Buy this World Gift to help vulnerable families at risk of homelessness understand their rights and campaign to secure safe, affordable, and sustainable housing.
On Tuesday 31 October we celebrate World Cities Day, a key moment to raise awareness of the importance of sustainable urban development around the world. Kezia Lavan, CAFOD’s Brazil Programme Officer, tells us about how our partner Semeando is helping some of the poorest families to access safe and affordable housing in São Paulo, Brazil.
"They called us vagabonds, I bowed my head, but deep down I knew I wasn’t a vagabond. I came to this building because it was empty. I knew I was a decent person."
This is how Vera describes her first experience of the neighbours outside Hotel Lord, an abandoned, once luxury building, on the edge of a fashionable neighbourhood of downtown São Paulo. For five years she occupied it alongside hundreds of other families campaigning for decent housing and safe neighbourhoods.
Today, the building has a new name ‘Elza Soares Residence’, in homage to the late great samba singer, and as a result of the families’ actions has been converted into secure, decent and affordable housing for 176 of São Paulo’s poorest families. This transformation is the result of ten years of campaigning, organising, resisting and mutual support by women and men like Vera, the housing rights’ groups they belong to, and CAFOD’s partner Semeando.
Securing housing for low-income families
Like Elza Soares, Vera was born into extreme poverty, overcoming multiple family tragedies and adversity. But unlike Elza, who, because of racism was once denied entry into this very same building, Vera will enter. And with the keys to stay. Following 10 years of campaigning, Hotel Lord was placed under compulsory purchase and following a public bidding process, the families’ won a public contract to turn it into housing for low-income families. Throughout this process CAFOD partner Semeando tirelessly supported the families to overcome the eviction threats, inevitable moments of disunity, lack of public funding, onerous bureaucracy and unfavourable legal decisions - all of which threatened the families’ claim on the building.
Vera tells me that her new two-bedroom apartment is the most beautiful thing that God has ever given her. The apartment is bright, freshly painted, spacious and equipped with a kitchen, shower and laundry area. The building’s modernisations include an accessible lift, children’s playground, and on the top floor, a community room looking onto one of the city’s most iconic views. Instead of paying rent, the families of Elza Soares building will pay instalments on 10% of the value of the property over 10 years, calculated for individual affordability.
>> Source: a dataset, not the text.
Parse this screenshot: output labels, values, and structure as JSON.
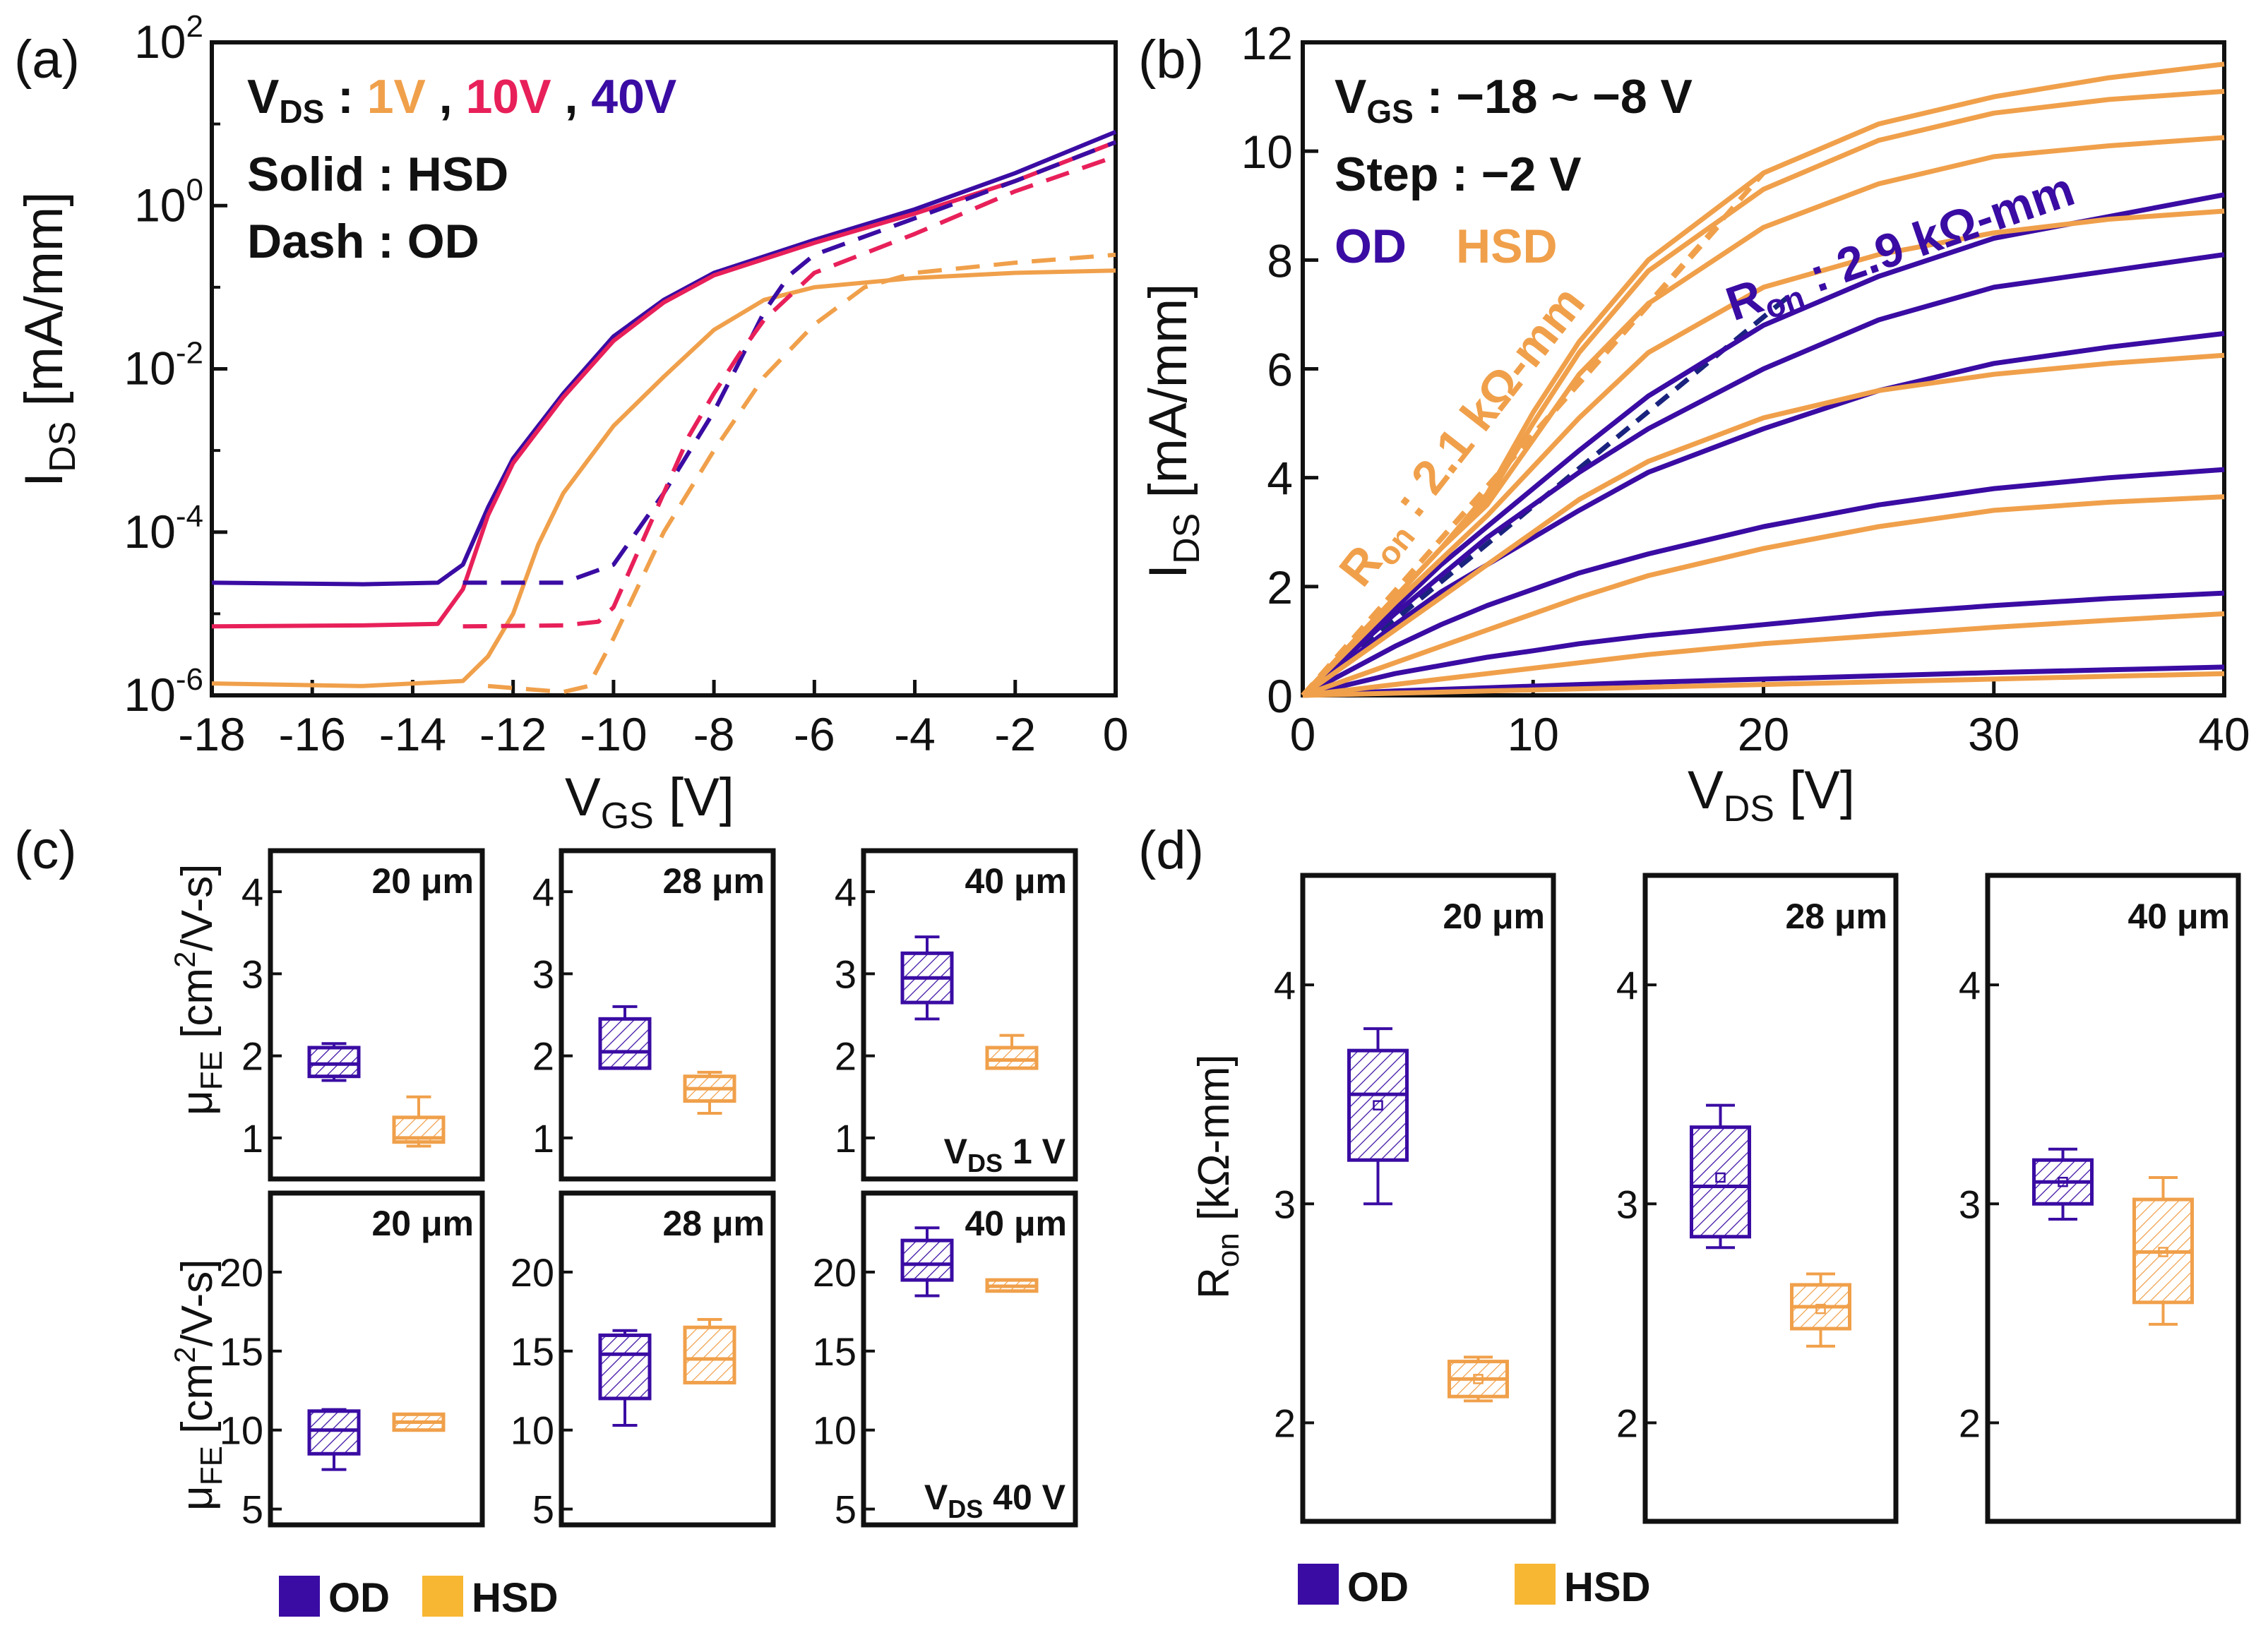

Greater access to jobs and key services
The building’s central location enables access to jobs, services, educational and leisure opportunities, essential for a dignified life, and which many poorer citizens lack. In São Paulo, the richest city in Latin America, it is unusual to see poorer citizens housed in the centre. More typically, high rents and lack of urban planning push the poorest to the furthest edges of the city far from jobs, services and without basic infrastructure.
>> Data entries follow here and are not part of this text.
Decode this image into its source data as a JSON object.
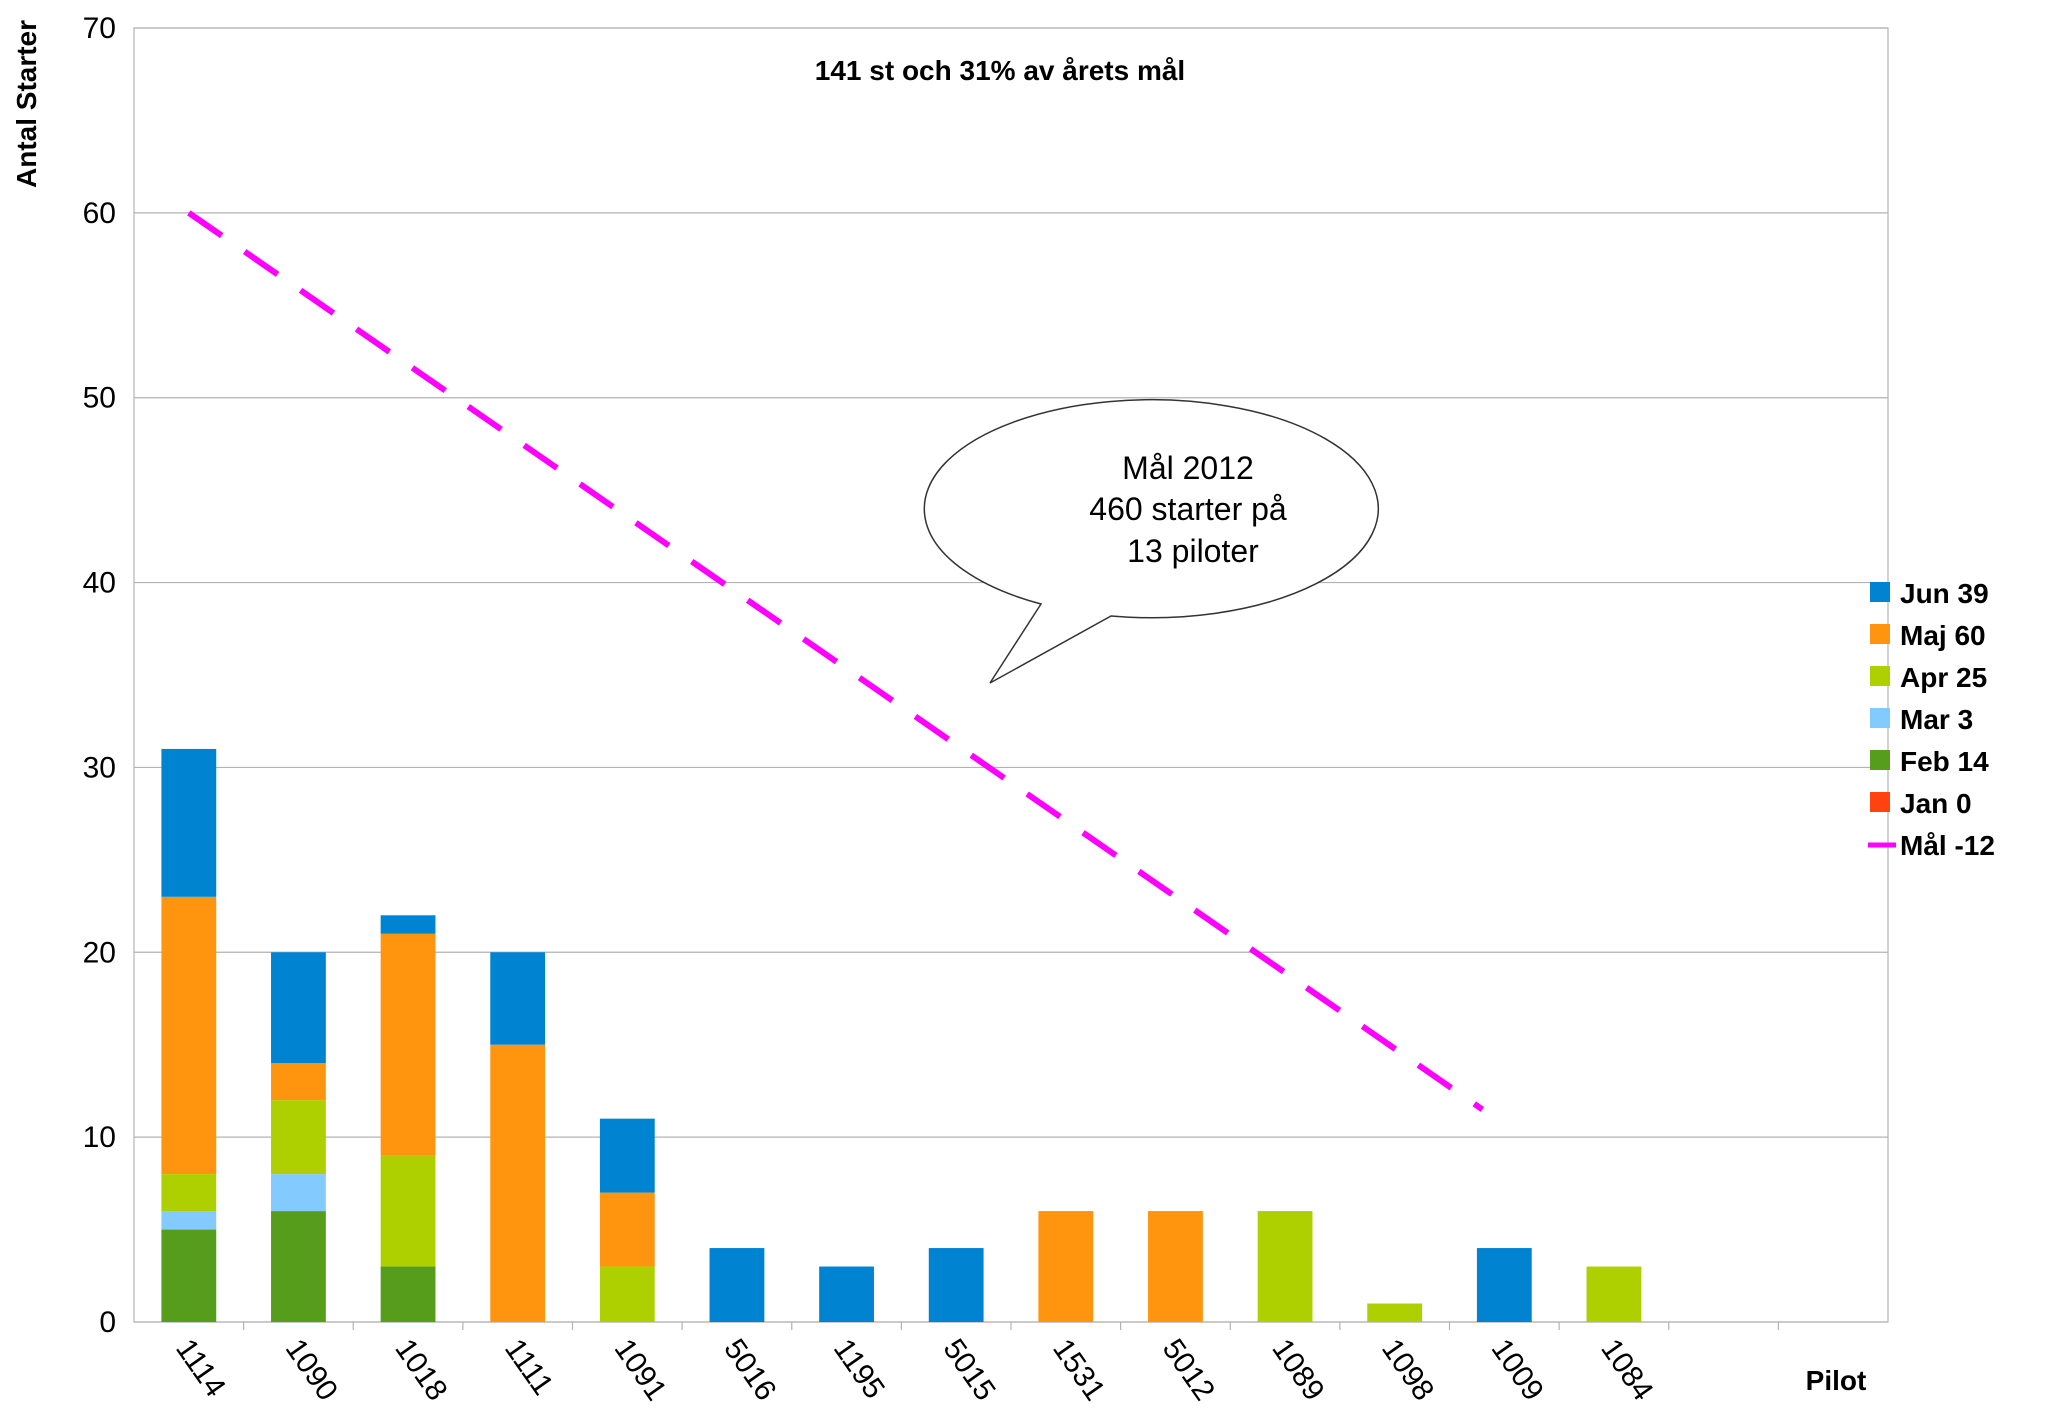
{
  "chart_data": {
    "type": "bar",
    "stacked": true,
    "title": "141 st och 31% av årets mål",
    "xlabel": "Pilot",
    "ylabel": "Antal Starter",
    "ylim": [
      0,
      70
    ],
    "yticks": [
      0,
      10,
      20,
      30,
      40,
      50,
      60,
      70
    ],
    "grid": true,
    "legend_position": "right",
    "categories": [
      "1114",
      "1090",
      "1018",
      "1111",
      "1091",
      "5016",
      "1195",
      "5015",
      "1531",
      "5012",
      "1089",
      "1098",
      "1009",
      "1084",
      "",
      ""
    ],
    "series": [
      {
        "name": "Jan 0",
        "color": "#ff420e",
        "values": [
          0,
          0,
          0,
          0,
          0,
          0,
          0,
          0,
          0,
          0,
          0,
          0,
          0,
          0,
          0,
          0
        ]
      },
      {
        "name": "Feb 14",
        "color": "#579d1c",
        "values": [
          5,
          6,
          3,
          0,
          0,
          0,
          0,
          0,
          0,
          0,
          0,
          0,
          0,
          0,
          0,
          0
        ]
      },
      {
        "name": "Mar 3",
        "color": "#83caff",
        "values": [
          1,
          2,
          0,
          0,
          0,
          0,
          0,
          0,
          0,
          0,
          0,
          0,
          0,
          0,
          0,
          0
        ]
      },
      {
        "name": "Apr 25",
        "color": "#aecf00",
        "values": [
          2,
          4,
          6,
          0,
          3,
          0,
          0,
          0,
          0,
          0,
          6,
          1,
          0,
          3,
          0,
          0
        ]
      },
      {
        "name": "Maj 60",
        "color": "#ff950e",
        "values": [
          15,
          2,
          12,
          15,
          4,
          0,
          0,
          0,
          6,
          6,
          0,
          0,
          0,
          0,
          0,
          0
        ]
      },
      {
        "name": "Jun 39",
        "color": "#0084d1",
        "values": [
          8,
          6,
          1,
          5,
          4,
          4,
          3,
          4,
          0,
          0,
          0,
          0,
          4,
          0,
          0,
          0
        ]
      }
    ],
    "target_line": {
      "name": "Mål -12",
      "color": "#ff00ff",
      "style": "dashed",
      "from": {
        "category": "1114",
        "value": 60
      },
      "to": {
        "category": "1009",
        "value": 11.5
      }
    },
    "legend_order": [
      "Jun 39",
      "Maj 60",
      "Apr 25",
      "Mar 3",
      "Feb 14",
      "Jan 0",
      "Mål -12"
    ],
    "callout": {
      "lines": [
        "Mål 2012",
        "460 starter på",
        "13 piloter"
      ]
    }
  }
}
These families are disproportionately black and mixed-race people due to the legacy of slavery, racism and historical injustice. Over 2 million people live this way in the metropolitan area. Vera tells me how before joining the occupiers she ended up sleeping in a garage forecourt following a severe storm which washed away her shack in the favela.
The right to housing
Brazil’s constitution guarantees everyone the right to housing - itself a universal human right. Legally, buildings which are not fulfilling their social purpose to house people are in violation of the law and at risk of expropriation. As such, homeless people occupying such empty buildings acquire legal rights. With the support of CAFOD’s partner Semeando, members of housing rights movements like Vera learn about their legal rights, how to organise with others and to stand firm in the face of threats and intimidation.
Making a home
Vera was one of the first to occupy the building, spending the first 24 hours in total darkness. Having long been left empty, the building was very dirty at first, full of cockroaches and rats. Together with the other families, Vera would get up at first light every day to clean, but even so, the passers-by on the fancy avenue outside would call them names. But Vera tells me she made many friends in the movement, good honest people, like herself. Together they visited the market every day, collecting food that would be otherwise thrown away and turning it into meals in the communal kitchen, ensuring that no one went hungry.
Vera is overjoyed to finally have her own home and swears that even though she now has her flat and is ready to retire, she won’t abandon the housing rights’ movement. Her grown-up offspring call her ‘a warrior’, she tells me, but she reflects, ‘we need carry to on and show others what is possible, that we can do it!’